Reviewing the changes raised a few questions, inline below.

> diff --git a/drivers/net/ethernet/broadcom/bnxt/bnxt.c b/drivers/net/ethernet/broadcom/bnxt/bnxt.c
> index 926665c8bb79..4f5de41d4e86 100644
> --- a/drivers/net/ethernet/broadcom/bnxt/bnxt.c
> +++ b/drivers/net/ethernet/broadcom/bnxt/bnxt.c
> @@ -17219,6 +17219,9 @@ static int bnxt_init_one(struct pci_dev *pdev, const struct pci_device_id *ent)
>  	rc = bnxt_dl_register(bp);
>  	if (rc)
>  		goto init_err_dl;
> +	rc = bnxt_crypto_init(bp);
> +	if (rc)
> +		bnxt_free_crypto_info(bp);

[Low]
The other init steps in this function uniformly do an "if (rc) goto
init_err_*;" with at least a netdev_warn() logged.

Here, on failure rc is silently overwritten by the next assignment
(rc = register_netdev(dev) further down), so a transient HWRM error or
DMA-slice ENOMEM during probe ends up leaving the device up with kTLS
permanently disabled and no message in dmesg.

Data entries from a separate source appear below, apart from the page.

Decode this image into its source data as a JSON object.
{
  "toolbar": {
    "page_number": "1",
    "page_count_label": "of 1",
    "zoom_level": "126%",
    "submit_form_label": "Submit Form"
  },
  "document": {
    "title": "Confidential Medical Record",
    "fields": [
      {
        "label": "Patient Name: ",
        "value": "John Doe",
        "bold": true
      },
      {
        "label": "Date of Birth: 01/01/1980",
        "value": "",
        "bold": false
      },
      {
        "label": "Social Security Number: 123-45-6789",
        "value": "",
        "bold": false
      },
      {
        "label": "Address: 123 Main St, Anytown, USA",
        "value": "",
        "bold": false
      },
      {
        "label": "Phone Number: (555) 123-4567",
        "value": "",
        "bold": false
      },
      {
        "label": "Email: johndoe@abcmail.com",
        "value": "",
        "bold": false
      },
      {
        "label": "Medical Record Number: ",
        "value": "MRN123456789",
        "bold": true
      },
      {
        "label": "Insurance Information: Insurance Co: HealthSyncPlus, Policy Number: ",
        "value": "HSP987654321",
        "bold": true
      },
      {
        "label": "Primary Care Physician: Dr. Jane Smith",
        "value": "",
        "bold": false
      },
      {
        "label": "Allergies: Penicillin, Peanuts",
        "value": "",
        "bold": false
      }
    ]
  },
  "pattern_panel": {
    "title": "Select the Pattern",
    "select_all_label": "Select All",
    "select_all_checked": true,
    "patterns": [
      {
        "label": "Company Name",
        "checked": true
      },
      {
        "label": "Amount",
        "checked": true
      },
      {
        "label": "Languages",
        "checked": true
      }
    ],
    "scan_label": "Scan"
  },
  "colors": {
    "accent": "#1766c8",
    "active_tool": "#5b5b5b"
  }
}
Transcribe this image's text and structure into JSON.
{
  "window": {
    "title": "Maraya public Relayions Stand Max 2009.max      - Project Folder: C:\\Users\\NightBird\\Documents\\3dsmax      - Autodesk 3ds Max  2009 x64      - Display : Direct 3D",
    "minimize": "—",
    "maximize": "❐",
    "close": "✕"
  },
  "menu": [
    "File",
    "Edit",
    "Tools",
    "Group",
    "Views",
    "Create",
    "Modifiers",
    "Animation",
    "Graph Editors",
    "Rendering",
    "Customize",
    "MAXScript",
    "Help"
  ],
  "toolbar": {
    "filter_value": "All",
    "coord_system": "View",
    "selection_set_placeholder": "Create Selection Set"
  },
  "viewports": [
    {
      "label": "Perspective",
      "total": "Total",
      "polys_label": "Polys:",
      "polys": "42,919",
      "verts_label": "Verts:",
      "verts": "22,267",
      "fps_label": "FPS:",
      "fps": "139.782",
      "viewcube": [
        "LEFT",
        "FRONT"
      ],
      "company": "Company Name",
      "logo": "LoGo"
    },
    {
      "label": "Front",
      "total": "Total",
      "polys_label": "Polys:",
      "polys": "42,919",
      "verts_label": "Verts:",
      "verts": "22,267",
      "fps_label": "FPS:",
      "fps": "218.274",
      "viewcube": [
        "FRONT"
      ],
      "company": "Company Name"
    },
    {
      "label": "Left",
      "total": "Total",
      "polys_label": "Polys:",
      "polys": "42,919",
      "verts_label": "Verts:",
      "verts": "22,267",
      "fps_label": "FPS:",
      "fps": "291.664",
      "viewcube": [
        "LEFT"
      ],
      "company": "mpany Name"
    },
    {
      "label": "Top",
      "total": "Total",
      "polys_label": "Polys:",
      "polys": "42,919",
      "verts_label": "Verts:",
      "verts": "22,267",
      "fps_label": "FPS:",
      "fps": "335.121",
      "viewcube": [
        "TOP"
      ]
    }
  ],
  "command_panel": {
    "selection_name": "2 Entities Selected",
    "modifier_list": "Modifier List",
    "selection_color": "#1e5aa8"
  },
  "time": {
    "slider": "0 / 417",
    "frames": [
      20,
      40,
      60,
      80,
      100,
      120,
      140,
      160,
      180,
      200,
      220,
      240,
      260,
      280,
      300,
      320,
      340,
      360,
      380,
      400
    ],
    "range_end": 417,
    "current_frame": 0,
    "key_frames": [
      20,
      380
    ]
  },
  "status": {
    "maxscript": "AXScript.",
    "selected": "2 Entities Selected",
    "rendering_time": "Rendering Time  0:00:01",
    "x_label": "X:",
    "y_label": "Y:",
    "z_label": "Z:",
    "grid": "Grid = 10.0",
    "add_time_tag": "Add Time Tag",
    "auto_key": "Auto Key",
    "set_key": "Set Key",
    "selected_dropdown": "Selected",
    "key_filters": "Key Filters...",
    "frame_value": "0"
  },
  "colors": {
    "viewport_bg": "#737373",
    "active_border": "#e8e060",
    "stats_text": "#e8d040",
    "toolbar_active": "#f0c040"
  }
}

Additionally, if the TX HWRM_FUNC_KEY_CTX_ALLOC succeeded but the RX one
failed, the in-file comment

  /* Note that the driver does not free the key contexts.  They are freed
   * by the FW during FLR and HWRM_FUNC_RESET.
   */

implies the firmware-side TX KIDs remain allocated until the next
FLR/FUNC_RESET, while the driver has dropped its bookkeeping for them.
Would it be reasonable to log a netdev_warn() and/or short-circuit the
probe path here?

>  
>  	INIT_LIST_HEAD(&bp->usr_fltr_list);
>  
> diff --git a/drivers/net/ethernet/broadcom/bnxt/bnxt_crypto.c b/drivers/net/ethernet/broadcom/bnxt/bnxt_crypto.c
> index ee154f1e4e19..4ea3e67be9f5 100644
> --- a/drivers/net/ethernet/broadcom/bnxt/bnxt_crypto.c
> +++ b/drivers/net/ethernet/broadcom/bnxt/bnxt_crypto.c

[ ... ]

> +void bnxt_clear_crypto(struct bnxt *bp)
> +{
> +	struct bnxt_crypto_info *crypto = bp->crypto_info;
> +	struct bnxt_kid_info *kid, *tmp;
> +	struct bnxt_kctx *kctx;
> +	int i;
> +
> +	if (!crypto)
> +		return;
> +
> +	/* Shutting down or FW reset, no need to protect the lists. */
> +	for (i = 0; i < BNXT_MAX_CRYPTO_KEY_TYPE; i++) {
> +		kctx = &crypto->kctx[i];
> +		list_for_each_entry_safe(kid, tmp, &kctx->list, list) {
> +			list_del(&kid->list);
> +			kfree(kid);
> +		}
> +		kctx->total_alloc = 0;
> +		kctx->epoch++;
> +	}
> +}

[Medium]
The kid nodes are published into kctx->list with list_add_tail_rcu() in
bnxt_key_ctx_store() and read by bnxt_kid_valid(), bnxt_alloc_one_kctx()
and bnxt_free_one_kctx() under list_for_each_entry_rcu() inside
rcu_read_lock().

Here they are torn down with plain list_del() followed by an immediate
kfree(), with no list_del_rcu(), no synchronize_rcu() and no kfree_rcu()
(struct bnxt_kid_info has no rcu_head).  The comment says "no need to
protect the lists" because the function "assumes serialization (called
during shutdown)", but the kerneldoc above also lists "firmware reset"
as a use case.

If a future caller invokes bnxt_clear_crypto() from a path where an
RCU reader is concurrently walking kctx->list, list_del() will turn
kid->next into LIST_POISON1 and the immediate kfree() will return the
memory the reader is about to dereference.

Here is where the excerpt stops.